TIL, 2018-01-02, Back to Elixir
- Shell scripts, you can put the commands into their own lines.
- I’m revisiting
- Ruby contracts: Reference
- Removing “\n”: You need to use “\n” not ‘\n’ in your
gsub
. The different quote marks behave differently. Reference
Ruby class vs Elixir module
- Ruby class. Data: instance of the class hold state in instance variables, and behavior: methods on the class alter state.
- Elixir modules. Data: an immutable data structure, and behavior: the module’s functions define state transformations, often taking the struct as input.
- Problem: if you change something, and call a method on it, it can break.

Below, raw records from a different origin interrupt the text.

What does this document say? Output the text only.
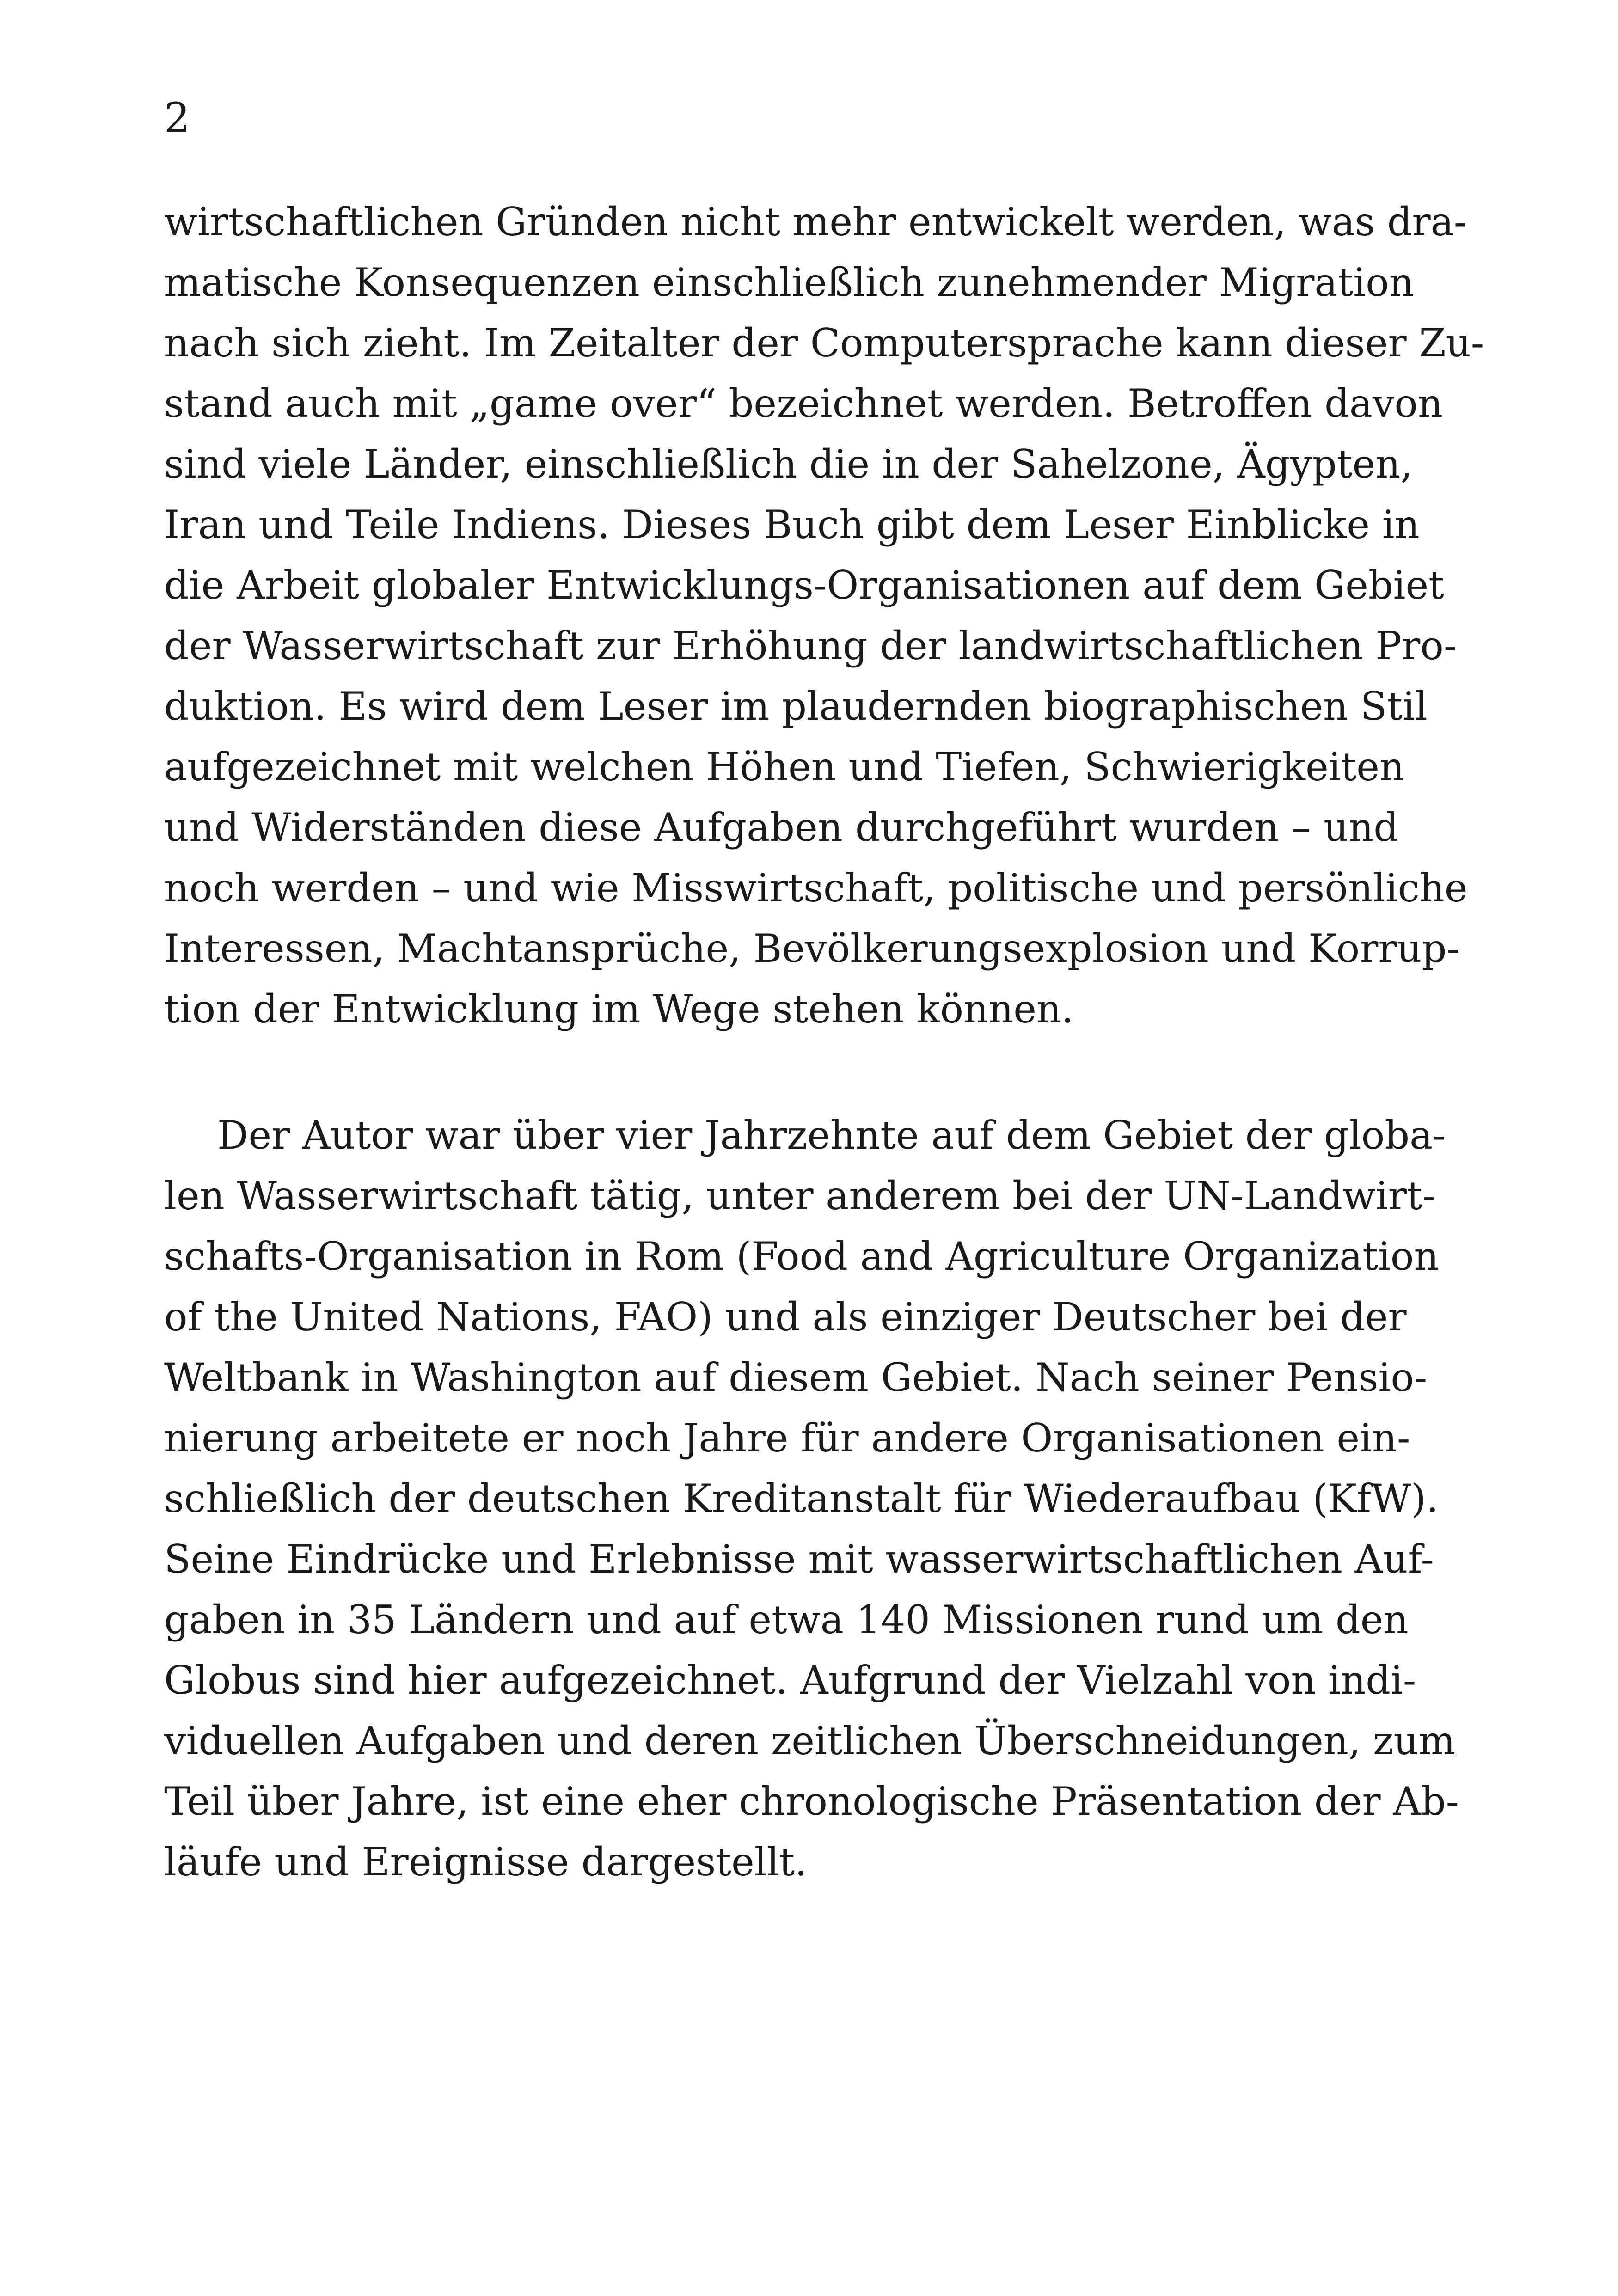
2

wirtschaftlichen Gründen nicht mehr entwickelt werden, was dra-
matische Konsequenzen einschließlich zunehmender Migration
nach sich zieht. Im Zeitalter der Computersprache kann dieser Zu-
stand auch mit „game over“ bezeichnet werden. Betroffen davon
sind viele Länder, einschließlich die in der Sahelzone, Ägypten,
Iran und Teile Indiens. Dieses Buch gibt dem Leser Einblicke in
die Arbeit globaler Entwicklungs-Organisationen auf dem Gebiet
der Wasserwirtschaft zur Erhöhung der landwirtschaftlichen Pro-
duktion. Es wird dem Leser im plaudernden biographischen Stil
aufgezeichnet mit welchen Höhen und Tiefen, Schwierigkeiten
und Widerständen diese Aufgaben durchgeführt wurden – und
noch werden – und wie Misswirtschaft, politische und persönliche
Interessen, Machtansprüche, Bevölkerungsexplosion und Korrup-
tion der Entwicklung im Wege stehen können.

Der Autor war über vier Jahrzehnte auf dem Gebiet der globa-
len Wasserwirtschaft tätig, unter anderem bei der UN-Landwirt-
schafts-Organisation in Rom (Food and Agriculture Organization
of the United Nations, FAO) und als einziger Deutscher bei der
Weltbank in Washington auf diesem Gebiet. Nach seiner Pensio-
nierung arbeitete er noch Jahre für andere Organisationen ein-
schließlich der deutschen Kreditanstalt für Wiederaufbau (KfW).
Seine Eindrücke und Erlebnisse mit wasserwirtschaftlichen Auf-
gaben in 35 Ländern und auf etwa 140 Missionen rund um den
Globus sind hier aufgezeichnet. Aufgrund der Vielzahl von indi-
viduellen Aufgaben und deren zeitlichen Überschneidungen, zum
Teil über Jahre, ist eine eher chronologische Präsentation der Ab-
läufe und Ereignisse dargestellt.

- In Elixir, there is no need to keep track of state because you just create a new object for this.
- Same with behavior. If you are “modifying something”, in Elixir, you are forced to create a new object with that “modified something”.
Erlang/Parallelism?
- Erlang is strong in parallelism but not so much in number crunching power.
- The GPU is good at getting loaded up with data and crunching it all at once. Bad when you have to go to disk, network, I/O channel for data.
- If you program requires heavy use of I/O channels, a better machine would be a cluster. Communication and control systems are ideal applications of Erlang because each individual processing task takes little CPU and only occasionally needs to communicate with other processing nodes.
- Erlang makes parallelism easier to work with for developers.